Looking at yield spreads to understand EUR/USD
Posted by John Forman in Pips Weigh In, tags: Bernanke, EUR/USD, euros, eurozone, franc, German debt, negative yield spread, SNBOne of my Treasury market colleagues brought up an interesting subject today by way of asking me how many euros the Swiss National Bank (SNB) owns as a result of its intervention to prevent the franc from being too overvalued against the Eurozone currency (which I’ve discussed before). The discussion point he was working toward was that the SNB likely has been a major buyer of German government debt as a result of its euro purchases. That and the flow of capital out of the EZ periphery (Greece, Spain, Portugal, etc.) in to German paper has served to depress yields there.
Consider this. The ECB has set the overnight rate for the euro at 1%, yet the German 2yr yield is currently running at about 0.14%. Compare that to the US were the Fed has set overnight rates at basically 0% and 2yr yields are currently about 0.27%. This negative yield spread (-13 basis points currently) is part of what’s been keeping EUR/USD under pressure.

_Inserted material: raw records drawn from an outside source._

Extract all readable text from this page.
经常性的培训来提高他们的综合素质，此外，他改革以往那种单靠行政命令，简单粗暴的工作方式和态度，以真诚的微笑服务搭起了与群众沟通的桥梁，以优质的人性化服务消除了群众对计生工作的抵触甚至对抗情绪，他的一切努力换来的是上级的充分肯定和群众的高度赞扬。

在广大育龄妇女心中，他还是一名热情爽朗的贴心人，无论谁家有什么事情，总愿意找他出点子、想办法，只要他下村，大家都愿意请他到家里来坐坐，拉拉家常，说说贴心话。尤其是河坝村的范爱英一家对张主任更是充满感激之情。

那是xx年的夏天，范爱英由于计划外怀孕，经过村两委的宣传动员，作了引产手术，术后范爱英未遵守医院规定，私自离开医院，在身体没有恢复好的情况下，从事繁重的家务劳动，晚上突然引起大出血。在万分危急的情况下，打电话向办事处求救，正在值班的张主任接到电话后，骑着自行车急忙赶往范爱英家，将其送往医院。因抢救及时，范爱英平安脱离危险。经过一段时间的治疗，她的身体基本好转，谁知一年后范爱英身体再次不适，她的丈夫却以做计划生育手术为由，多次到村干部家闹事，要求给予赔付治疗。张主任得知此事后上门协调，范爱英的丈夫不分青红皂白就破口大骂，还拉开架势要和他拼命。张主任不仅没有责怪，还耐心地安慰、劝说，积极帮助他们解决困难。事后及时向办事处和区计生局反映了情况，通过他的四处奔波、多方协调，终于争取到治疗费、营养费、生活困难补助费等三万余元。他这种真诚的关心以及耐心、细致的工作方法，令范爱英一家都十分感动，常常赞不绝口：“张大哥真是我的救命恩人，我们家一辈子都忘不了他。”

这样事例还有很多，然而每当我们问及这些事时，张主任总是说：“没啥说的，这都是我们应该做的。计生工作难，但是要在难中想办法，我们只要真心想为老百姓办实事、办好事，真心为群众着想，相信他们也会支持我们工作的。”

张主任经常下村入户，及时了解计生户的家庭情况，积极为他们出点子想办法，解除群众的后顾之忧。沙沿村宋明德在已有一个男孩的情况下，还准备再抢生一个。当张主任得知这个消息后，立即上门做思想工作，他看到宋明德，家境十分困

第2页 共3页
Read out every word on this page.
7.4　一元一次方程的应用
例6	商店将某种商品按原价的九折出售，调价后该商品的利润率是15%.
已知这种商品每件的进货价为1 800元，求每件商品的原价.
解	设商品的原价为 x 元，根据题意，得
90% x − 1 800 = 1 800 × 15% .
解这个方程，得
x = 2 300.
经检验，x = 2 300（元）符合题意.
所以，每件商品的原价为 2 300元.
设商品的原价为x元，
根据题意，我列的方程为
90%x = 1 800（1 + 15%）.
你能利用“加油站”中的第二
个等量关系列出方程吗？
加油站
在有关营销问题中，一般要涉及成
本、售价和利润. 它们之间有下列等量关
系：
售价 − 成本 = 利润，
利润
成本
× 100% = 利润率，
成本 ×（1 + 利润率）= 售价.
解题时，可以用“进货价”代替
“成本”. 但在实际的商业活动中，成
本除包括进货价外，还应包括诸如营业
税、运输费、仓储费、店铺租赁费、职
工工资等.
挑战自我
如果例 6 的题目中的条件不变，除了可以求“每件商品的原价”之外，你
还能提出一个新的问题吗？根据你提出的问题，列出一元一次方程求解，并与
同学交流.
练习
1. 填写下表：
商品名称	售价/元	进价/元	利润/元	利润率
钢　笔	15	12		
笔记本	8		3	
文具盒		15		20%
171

The chart below shows the relationship between the 2yr Germany-US yield spread and the EUR/USD rate. The upper plot is EUR/USD. The middle plot is the yield differential. The lower plot is the rolling 20-day correlation between the two. Notice how that correlation has been positive the vast majority of the time.
The big question out there among many market participants is why the euro isn’t weaker given all the problems in Europe at the moment. We can look at the low rates in the US and Germany as part of the equation. It’s hard for the yield spread to go too much lower from here so long as US rates aren’t on the rise and Bernanke (and the last US jobs report) has done a pretty good job of keeping them down. If the positive correlation holds, it will likely take improved US economic expectations driving US yields higher to really help push EUR/USD down.